Serotonin (5-hydroxytryptamine; 5-HT) is a monoamine neurotransmitter that has been implicated in regulation of mood, behavior and satiety. Drugs that modulate serotonin signaling, such as selective serotonin reuptake inhibitor fluoxetine (Prozac), are potent antidepressants. To understand the role of fluoxetine on serotonergic signaling in the context of a whole animal, we study the effect of fluoxetine and SERT (serotonin reuptake transporter)-deficient mutant
mod-5 on serotonergic neurons. Specifically, we ask whether all serotonergic neurons can synthesize serotonin de novo, if every serotonin-producing neuron can re-uptake serotonin, and how blockage of MOD-5 affects serotonin signaling. Serotonergic system in C.elegans includes nine neurons in five classes: NSM, ADF, HSN, AIM pairs of neurons and single RIH neuron (1, 2). We have previously reported that RIH and AIM neurons have very low expression levels of
tph-1, the key enzyme for serotonin biosynthesis, but significant levels of serotonin, suggesting that these neurons receive serotonin mainly by reuptaking. We confirm this hypothesis by serotonin immunostaining of fluoxetine-treated wild type animals and
mod-5 mutants - in these animals RIH and AIM neurons has no detectable serotonin. We found that the SERT gene
mod-5 is expressed in NSM, ADF, RIH and AIM neurons, but not in HSN. Consistent with this observation, NSM, ADF, RIH and AIM neurons can uptake exogenous serotonin, but HSN cannot. By expressing
tph-1 in specific neurons in
tph-1 mutant background, we have found that RIH and AIM neurons can uptake serotonin that produced in NSM and in ADF. NSM can uptake serotonin from ADF, but ADF cannot efficiently uptake serotonin from NSM. Probably, ADF has no access to serotonin that produced in NSM. Thus, there are three types of serotonergic neurons in C.elegans - serotonin producing and absorbing (NSM, ADF), serotonin producing (HSN), serotonin-absorbing (RIH, AIM). RIH and AIM also express
cat-1, which loads serotonin into synaptic vesicles for regulated serotonin release. Clearly, for the pathways mediated by RIH and AIM, blockage of MOD-5 will have the effect of inhibiting, not enhancing, serotonin signals.
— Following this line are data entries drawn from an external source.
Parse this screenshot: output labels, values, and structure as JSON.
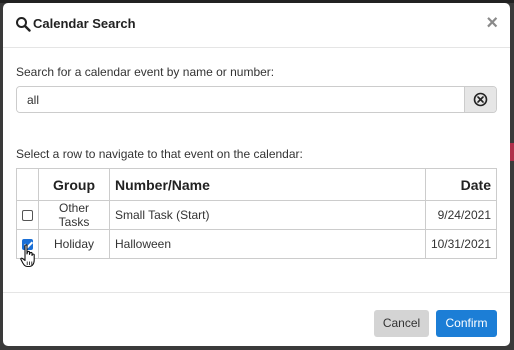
{
  "dialog": {
    "title": "Calendar Search",
    "close_label": "×"
  },
  "search": {
    "label": "Search for a calendar event by name or number:",
    "value": "all",
    "clear_icon": "circle-x-icon"
  },
  "results": {
    "label": "Select a row to navigate to that event on the calendar:",
    "columns": [
      "",
      "Group",
      "Number/Name",
      "Date"
    ],
    "rows": [
      {
        "checked": false,
        "group": "Other Tasks",
        "name": "Small Task (Start)",
        "date": "9/24/2021"
      },
      {
        "checked": true,
        "group": "Holiday",
        "name": "Halloween",
        "date": "10/31/2021"
      }
    ]
  },
  "footer": {
    "cancel_label": "Cancel",
    "confirm_label": "Confirm"
  },
  "colors": {
    "primary": "#1c7ed6",
    "cancel_bg": "#d4d4d4",
    "overlay": "#3a3a3a"
  }
}
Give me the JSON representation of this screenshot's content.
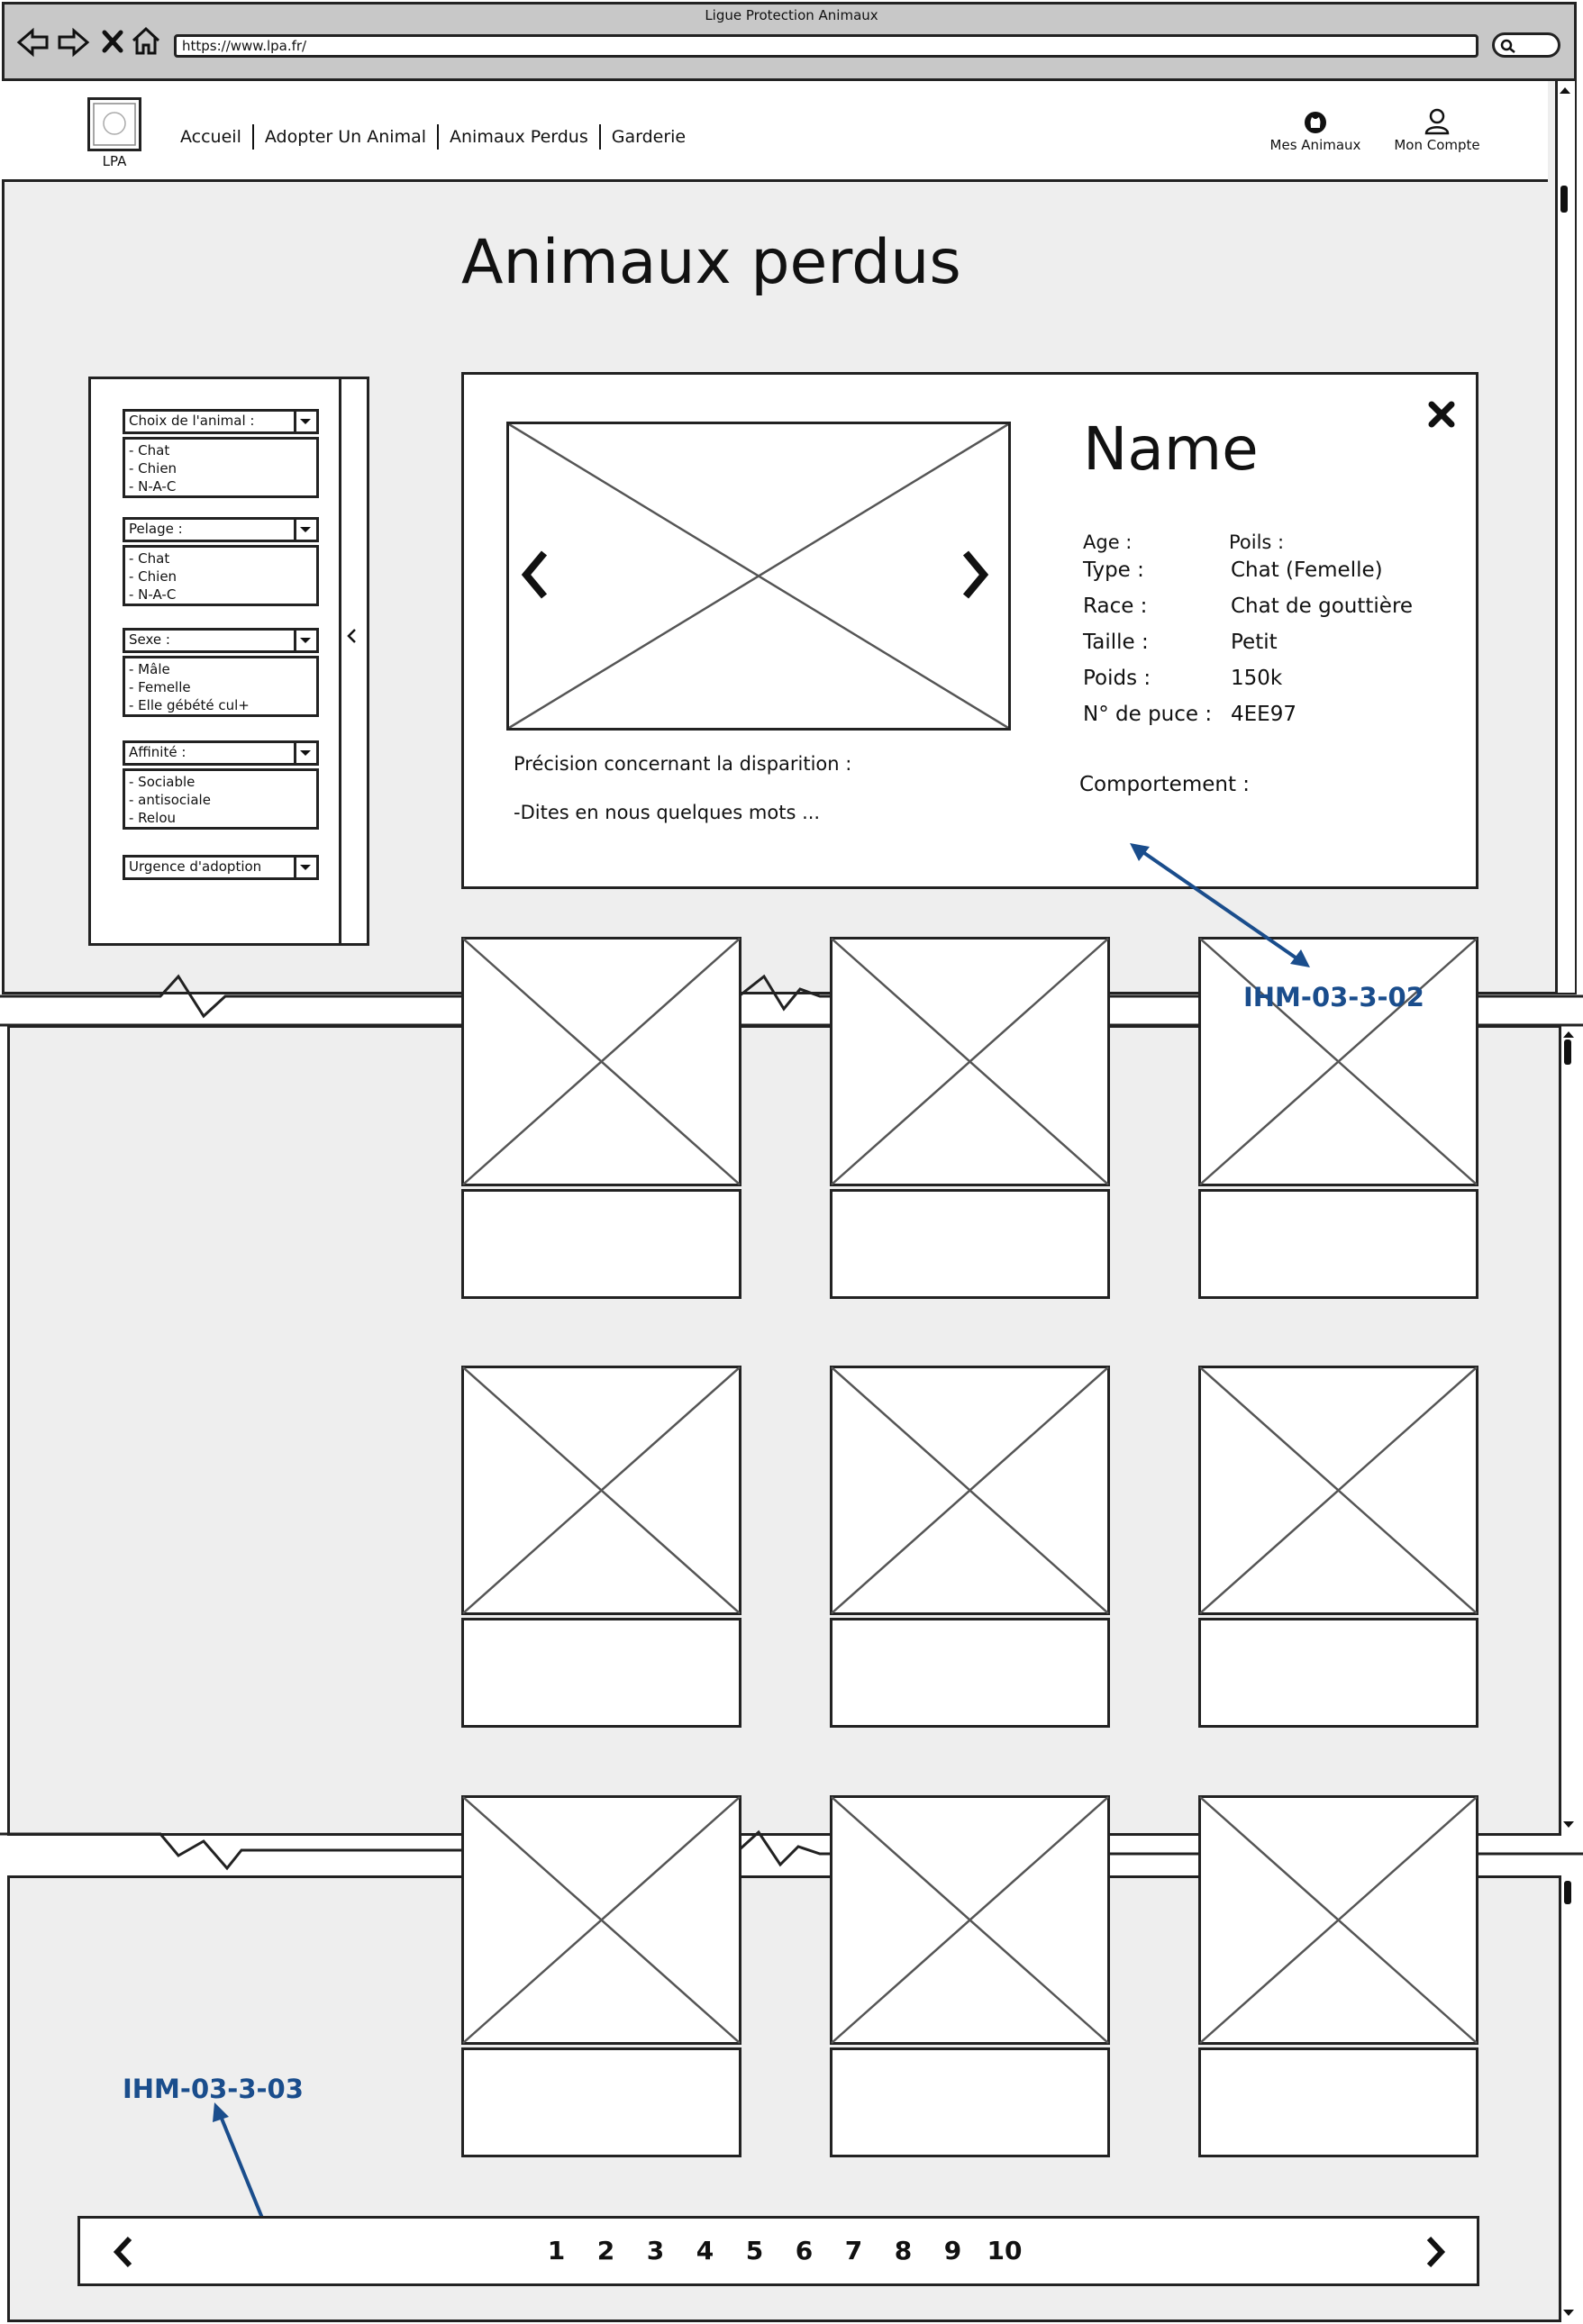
{
  "browser": {
    "window_title": "Ligue Protection Animaux",
    "url": "https://www.lpa.fr/"
  },
  "header": {
    "logo_label": "LPA",
    "nav": [
      "Accueil",
      "Adopter Un Animal",
      "Animaux Perdus",
      "Garderie"
    ],
    "my_pets": "Mes Animaux",
    "my_account": "Mon Compte"
  },
  "page": {
    "title": "Animaux perdus"
  },
  "filters": [
    {
      "label": "Choix de l'animal :",
      "options": [
        "- Chat",
        "- Chien",
        "- N-A-C"
      ]
    },
    {
      "label": "Pelage :",
      "options": [
        "- Chat",
        "- Chien",
        "- N-A-C"
      ]
    },
    {
      "label": "Sexe :",
      "options": [
        "- Mâle",
        "- Femelle",
        "- Elle gébété cul+"
      ]
    },
    {
      "label": "Affinité :",
      "options": [
        "- Sociable",
        "- antisociale",
        "- Relou"
      ]
    },
    {
      "label": "Urgence d'adoption",
      "options": []
    }
  ],
  "detail": {
    "name": "Name",
    "age_label": "Age :",
    "hair_label": "Poils :",
    "type_label": "Type :",
    "type_value": "Chat (Femelle)",
    "race_label": "Race :",
    "race_value": "Chat de gouttière",
    "size_label": "Taille :",
    "size_value": "Petit",
    "weight_label": "Poids :",
    "weight_value": "150k",
    "chip_label": "N° de puce :",
    "chip_value": "4EE97",
    "disappearance_label": "Précision concernant la disparition :",
    "disappearance_text": "-Dites en nous quelques mots ...",
    "behaviour_label": "Comportement :"
  },
  "annotations": {
    "detail": "IHM-03-3-02",
    "pagination": "IHM-03-3-03"
  },
  "pagination": {
    "pages": [
      "1",
      "2",
      "3",
      "4",
      "5",
      "6",
      "7",
      "8",
      "9",
      "10"
    ]
  },
  "colors": {
    "annotation": "#1a4d8c",
    "panel": "#eeeeee",
    "stroke": "#222222"
  }
}
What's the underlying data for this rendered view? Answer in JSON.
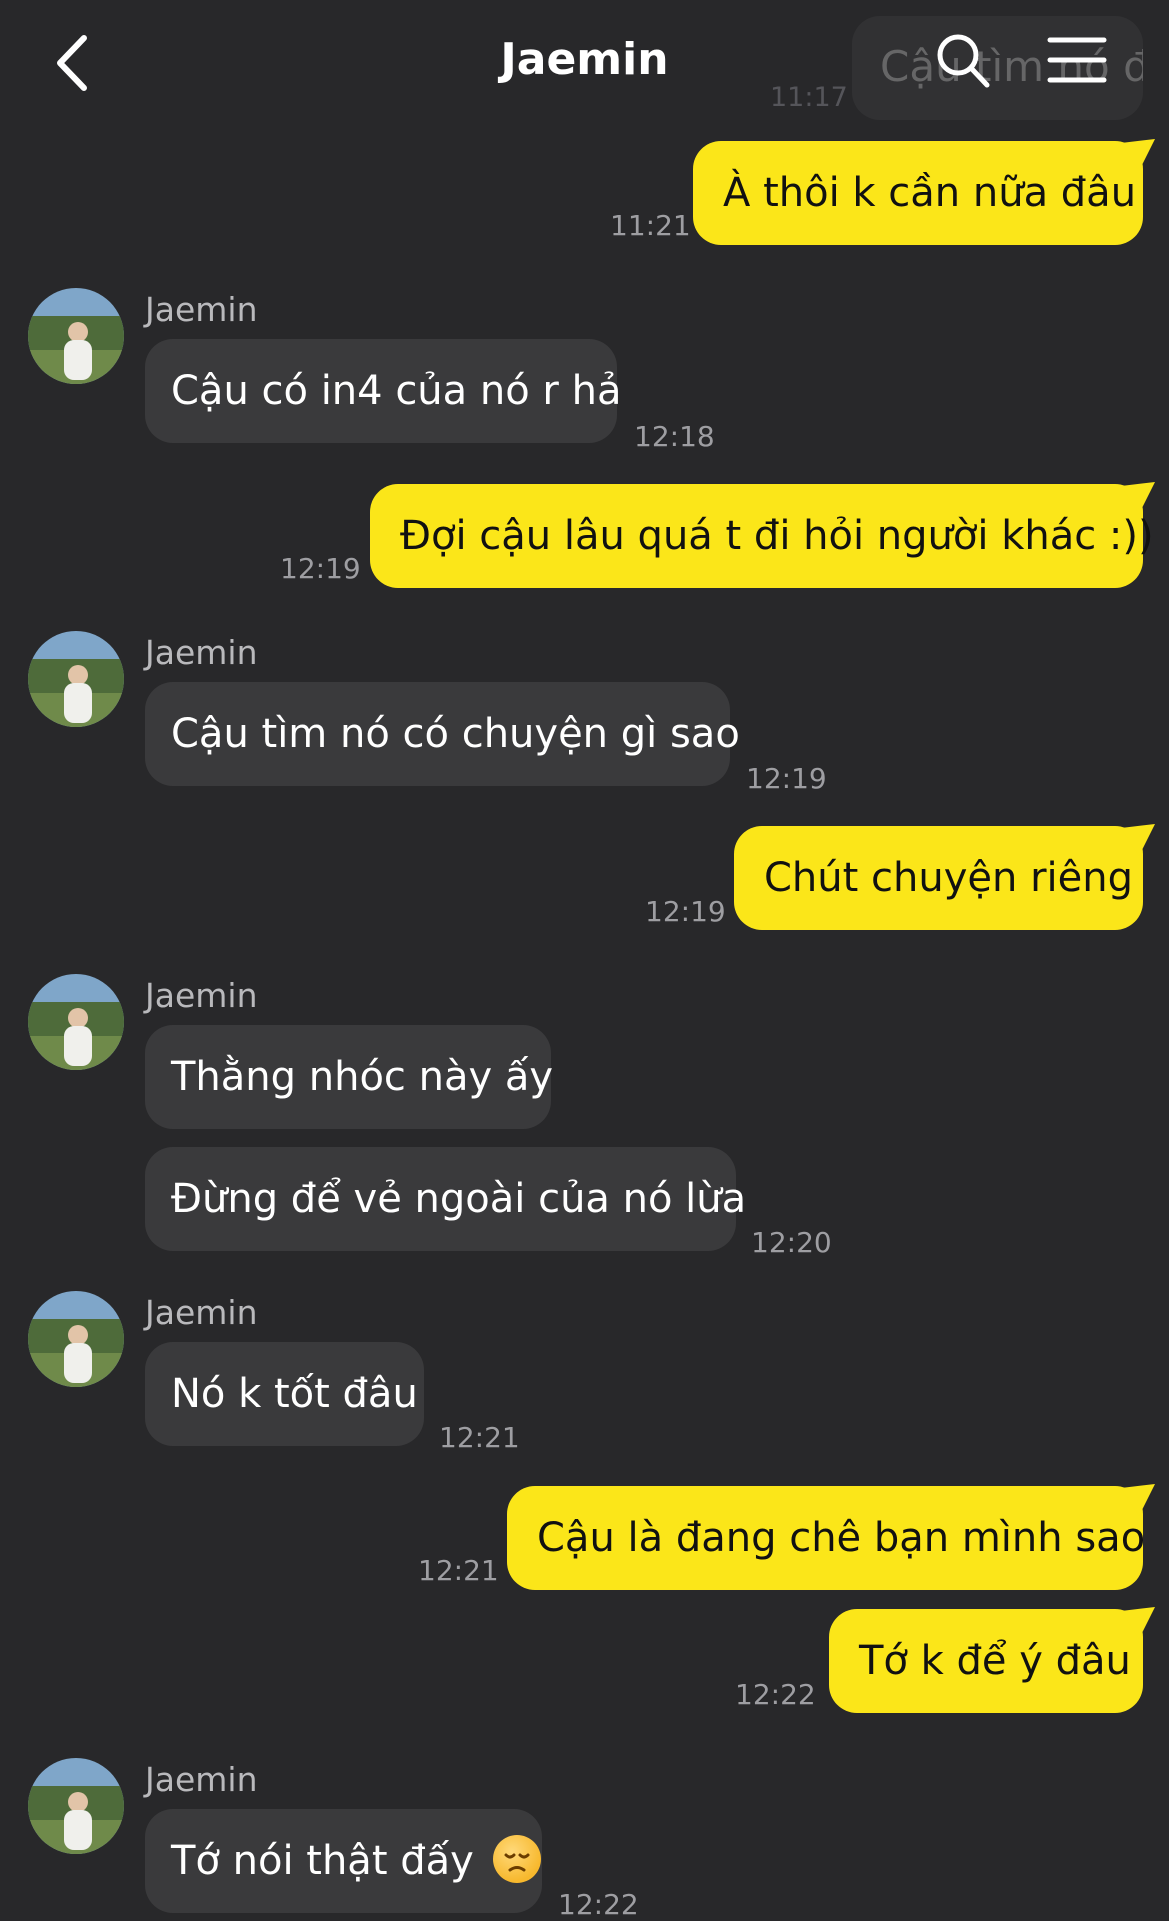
{
  "header": {
    "title": "Jaemin"
  },
  "ghost": {
    "text": "Cậu tìm nó đâu",
    "time": "11:17"
  },
  "contact": {
    "name": "Jaemin"
  },
  "colors": {
    "background": "#28282a",
    "outgoing": "#fbe619",
    "incoming": "#3a3a3c"
  },
  "messages": [
    {
      "dir": "out",
      "text": "À thôi k cần nữa đâu",
      "time": "11:21"
    },
    {
      "dir": "in",
      "sender": "Jaemin",
      "text": "Cậu có in4 của nó r hả",
      "time": "12:18"
    },
    {
      "dir": "out",
      "text": "Đợi cậu lâu quá t đi hỏi người khác :))",
      "time": "12:19"
    },
    {
      "dir": "in",
      "sender": "Jaemin",
      "text": "Cậu tìm nó có chuyện gì sao",
      "time": "12:19"
    },
    {
      "dir": "out",
      "text": "Chút chuyện riêng",
      "time": "12:19"
    },
    {
      "dir": "in",
      "sender": "Jaemin",
      "text": "Thằng nhóc này ấy"
    },
    {
      "dir": "in",
      "text": "Đừng để vẻ ngoài của nó lừa",
      "time": "12:20"
    },
    {
      "dir": "in",
      "sender": "Jaemin",
      "text": "Nó k tốt đâu",
      "time": "12:21"
    },
    {
      "dir": "out",
      "text": "Cậu là đang chê bạn mình sao",
      "time": "12:21"
    },
    {
      "dir": "out",
      "text": "Tớ k để ý đâu",
      "time": "12:22"
    },
    {
      "dir": "in",
      "sender": "Jaemin",
      "text": "Tớ nói thật đấy",
      "emoji": "disappointed-face",
      "time": "12:22"
    }
  ]
}
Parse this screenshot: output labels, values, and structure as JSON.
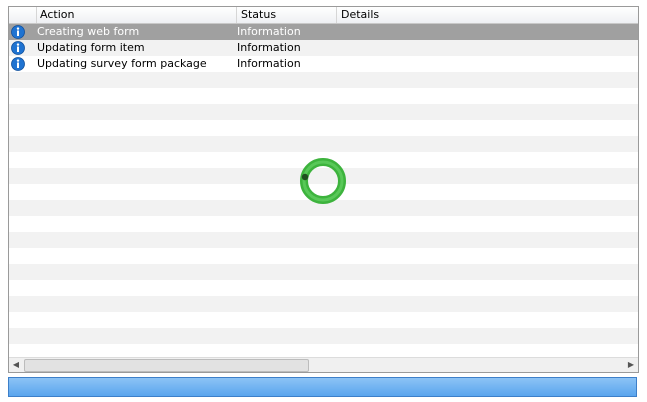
{
  "log_table": {
    "columns": [
      {
        "label": "Action"
      },
      {
        "label": "Status"
      },
      {
        "label": "Details"
      }
    ],
    "rows": [
      {
        "action": "Creating web form",
        "status": "Information",
        "details": "",
        "icon": "info-icon",
        "selected": true
      },
      {
        "action": "Updating form item",
        "status": "Information",
        "details": "",
        "icon": "info-icon",
        "selected": false
      },
      {
        "action": "Updating survey form package",
        "status": "Information",
        "details": "",
        "icon": "info-icon",
        "selected": false
      }
    ]
  },
  "colors": {
    "selected_row": "#a0a0a0",
    "info_icon": "#1f73d1",
    "spinner_green": "#3db33d",
    "progress_blue": "#5aa5ee"
  },
  "spinner": {
    "icon": "loading-spinner-icon"
  },
  "progress": {
    "fill_fraction": 1.0
  }
}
We are currently investigating how serotonin-deficient
tph-1 and SERT-deficient
mod-5 mutants as well as serotonin and fluoxetine treatment affect downstream targets of serotonin signaling to figure out SERT-dependent and -independent functions of fluoxetine, the influence of serotonin excess or deficit on the organism physiology, and the role of serotonin-absorbing neurons in serotonin signaling. (1) HR Horvitz et al. Science. 1982 May 28;216(4549):1012-4. (2) Sze et al. Nature. 2000 Feb 3;403(6769):560-4.